In light of the NIST complaint that there are so many applicants for their cryptographic hash challenge that a good evaluation cannot be given, I am curious as to whether they have adequately defined the challenge in the first place. If the criteria are too loose, then of course they will get entries that are unsuitable. However, the number of hashes entered do not seem to be significantly more than the number of encryption modes entered in the encryption mode challenge. If this is impossible for them to evaluate well, then maybe that was also, in which case maybe we should take their recommendations over encryption modes with a pinch of salt. If, however, they are confident in the security and performance of their encryption mode selections, what is their real objection in the hashing challenge case?

But another question one must ask is why there are so many applicants for this, when NESSIE (the European version of this challenge) managed just one? Has the mathematics become suddenly easier? Was this challenge better-promoted? (In which case, why did Slashdot only mention it on the day it closed?) Were the Europeans' criteria that much tougher to meet? If so, why did NIST loosen the requirements so much that they were overwhelmed?

These questions, and others, look doomed to not be seriously answered. However, we can take a stab at the criteria and evaluation problem. A strong cryptographic hash must have certain mathematical properties. For example, the distance between any two distinct inputs must be unconnected to the distance between the corresponding outputs. Otherwise, knowing the output for a known input and the output for an unknown input will tell you something about the unknown input, which you don't want. If you have a large enough number of inputs and plot the distance of inputs in relation to the distance in outputs, you should get a completely random scatter-plot. Also, if you take a large enough number of inputs at fixed intervals, the distance between the corresponding outputs should be a uniform distribution. Since you can't reasonably test 2^512 inputs, you can only apply statistical tests on a reasonable subset and see if the probability that you have the expected patterns is within your desired limits. These two tests can be done automatically. Any hash that exhibits a skew that could expose information can then be rejected equally automatically.

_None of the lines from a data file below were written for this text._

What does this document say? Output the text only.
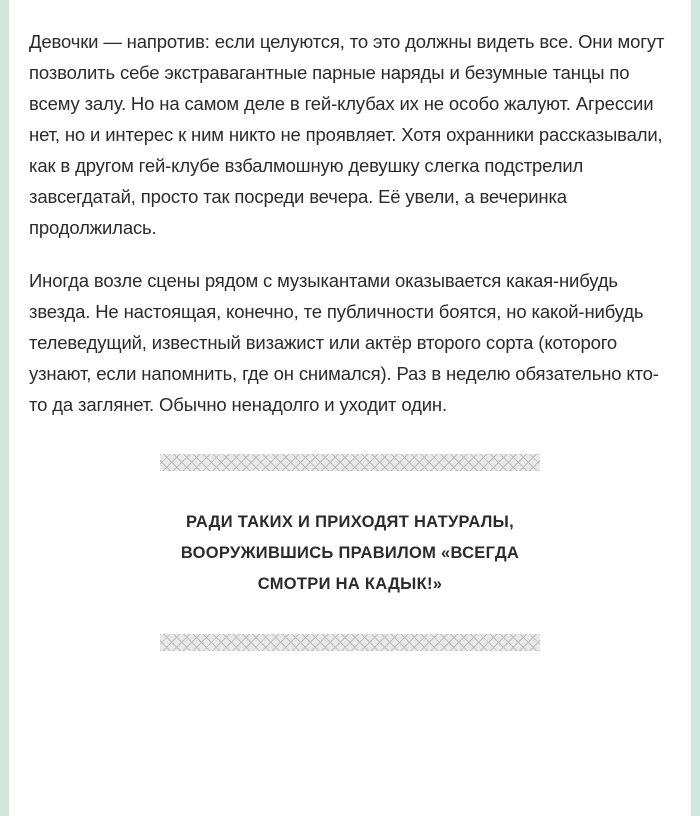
Девочки — напротив: если целуются, то это должны видеть все. Они могут позволить себе экстравагантные парные наряды и безумные танцы по всему залу. Но на самом деле в гей-клубах их не особо жалуют. Агрессии нет, но и интерес к ним никто не проявляет. Хотя охранники рассказывали, как в другом гей-клубе взбалмошную девушку слегка подстрелил завсегдатай, просто так посреди вечера. Её увели, а вечеринка продолжилась.

Иногда возле сцены рядом с музыкантами оказывается какая-нибудь звезда. Не настоящая, конечно, те публичности боятся, но какой-нибудь телеведущий, известный визажист или актёр второго сорта (которого узнают, если напомнить, где он снимался). Раз в неделю обязательно кто-то да заглянет. Обычно ненадолго и уходит один.

РАДИ ТАКИХ И ПРИХОДЯТ НАТУРАЛЫ,
ВООРУЖИВШИСЬ ПРАВИЛОМ «ВСЕГДА
СМОТРИ НА КАДЫК!»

This is a trivial example. There will be other tests that can also be applied automatically that can weed out the more obviously flawed hashing algorithms. But this raises an important question. If you can filter out the more problematic entries automatically, why does NIST have a problem with the number of entries per-se? They might legitimately have a problem with the number of GOOD entries, but even then all they need to do is have multiple levels of acceptance and an additional round or two. eg: At the end of human analysis round 2, NIST might qualify all hashes that are successful at that level as "sensitive-grade" with respect to FIPS compliance, so that people can actually start using them, then have a round 3 which produces a pool of 3-4 hashes that are "classified-grade" and a final round to produce the "definitive SHA-3". By adding more rounds, it takes longer, but by producing lower-grade certifications, the extra time needed to perform a thorough cryptanalysis isn't going to impede those who actually use such functions.

(Yes, it means vendors will need to support more functions. Cry me a river. At the current scale of ICs, you can put one hell of a lot of hash functions onto one chip, and have one hell of a lot of instances of each. Software implementations are just as flexible, with many libraries supporting a huge range. Yes, validating will be more expensive, but it won't take any longer if the implementations are orthogonal, as they won't interact. If you can prove that, then one function or a hundred will take about the same time to validate to accepted standards. If the implementations are correctly designed and documented, then proving the design against the theory and then the implementation against the design should be relatively cheap. It's crappy programming styles that make validation expensive, and if you make crappy programming too expensive for commercial vendors, I can't see there being any problems for anyone other than cheap-minded PHBs - and they deserve to have problems.)